Talking during lunch with a good friend and colleague, Mike Hanas of Carolina Friends, and he said to me: What did Pat Bassett mean, anyway, about sailing directly into the stormy seas?  I like the point; in previous post I praised it as the better strategy than that of “taking safe harbor.”  But what is it in practice, and why didn’t Pat provide us any more clarification or examples? 

Here is what I think it means.  Taking safe harbor would be to continue to do those things, and emphasize those things, that we have always done, that we have done for the longest time, and which will least likely upset, confuse, or worry people.   If teachers are feeling high anxiety about layoffs or their potential, you don’t challenge them to teach differently than how they always have done.  If parents are worrying about affording tuition, you don’t take away Latin, or move away from AP programs, or tell them that instead of final exams the students will have final exhibitions.  

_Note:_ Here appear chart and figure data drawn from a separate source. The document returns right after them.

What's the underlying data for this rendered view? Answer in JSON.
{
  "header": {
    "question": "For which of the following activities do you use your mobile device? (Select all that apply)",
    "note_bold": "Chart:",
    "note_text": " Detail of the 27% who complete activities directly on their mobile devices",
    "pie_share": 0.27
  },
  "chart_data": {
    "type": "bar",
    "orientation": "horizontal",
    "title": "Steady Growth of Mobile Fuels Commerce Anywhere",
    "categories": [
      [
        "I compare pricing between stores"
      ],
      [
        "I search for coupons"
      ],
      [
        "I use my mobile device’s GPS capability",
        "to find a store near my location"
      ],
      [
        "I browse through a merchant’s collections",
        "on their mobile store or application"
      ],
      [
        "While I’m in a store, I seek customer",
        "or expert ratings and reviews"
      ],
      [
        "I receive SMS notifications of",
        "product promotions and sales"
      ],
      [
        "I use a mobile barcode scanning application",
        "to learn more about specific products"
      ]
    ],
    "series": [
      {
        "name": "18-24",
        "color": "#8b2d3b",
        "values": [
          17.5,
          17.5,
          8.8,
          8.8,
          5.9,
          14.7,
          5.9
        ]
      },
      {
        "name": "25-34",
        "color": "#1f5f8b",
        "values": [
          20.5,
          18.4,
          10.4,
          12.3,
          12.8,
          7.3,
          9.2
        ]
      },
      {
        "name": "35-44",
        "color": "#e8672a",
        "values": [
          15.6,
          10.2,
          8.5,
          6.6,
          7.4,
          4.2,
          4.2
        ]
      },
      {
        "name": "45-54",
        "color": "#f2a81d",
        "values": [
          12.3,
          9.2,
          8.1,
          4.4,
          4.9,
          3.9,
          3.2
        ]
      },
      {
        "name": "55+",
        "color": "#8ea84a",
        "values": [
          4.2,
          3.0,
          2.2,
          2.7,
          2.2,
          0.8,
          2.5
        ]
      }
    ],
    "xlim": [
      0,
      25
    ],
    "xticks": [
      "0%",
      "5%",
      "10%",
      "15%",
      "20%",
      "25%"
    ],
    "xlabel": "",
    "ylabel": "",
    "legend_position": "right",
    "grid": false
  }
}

Sailing into the storm, then, is to do the opposite: accelerate the rate of change.  This blog is called 21k12, celebrating twentyfirst century k-12 education.  Our students should be learning 21st century skills in 21st century classrooms, which means they are not listening to lectures, not doing workbooks, not writing final exams; instead they are solving real world problems, learning what is meaningful and purposeful for them and their lives, they are using contemporary digital tools to create, to publish online, to challenge authority.   They are not taking safe harbor, but they are what will, I posit, be most important and most effective for making sure we make the most of this storm, because, after all, a crisis is a terrible thing to waste.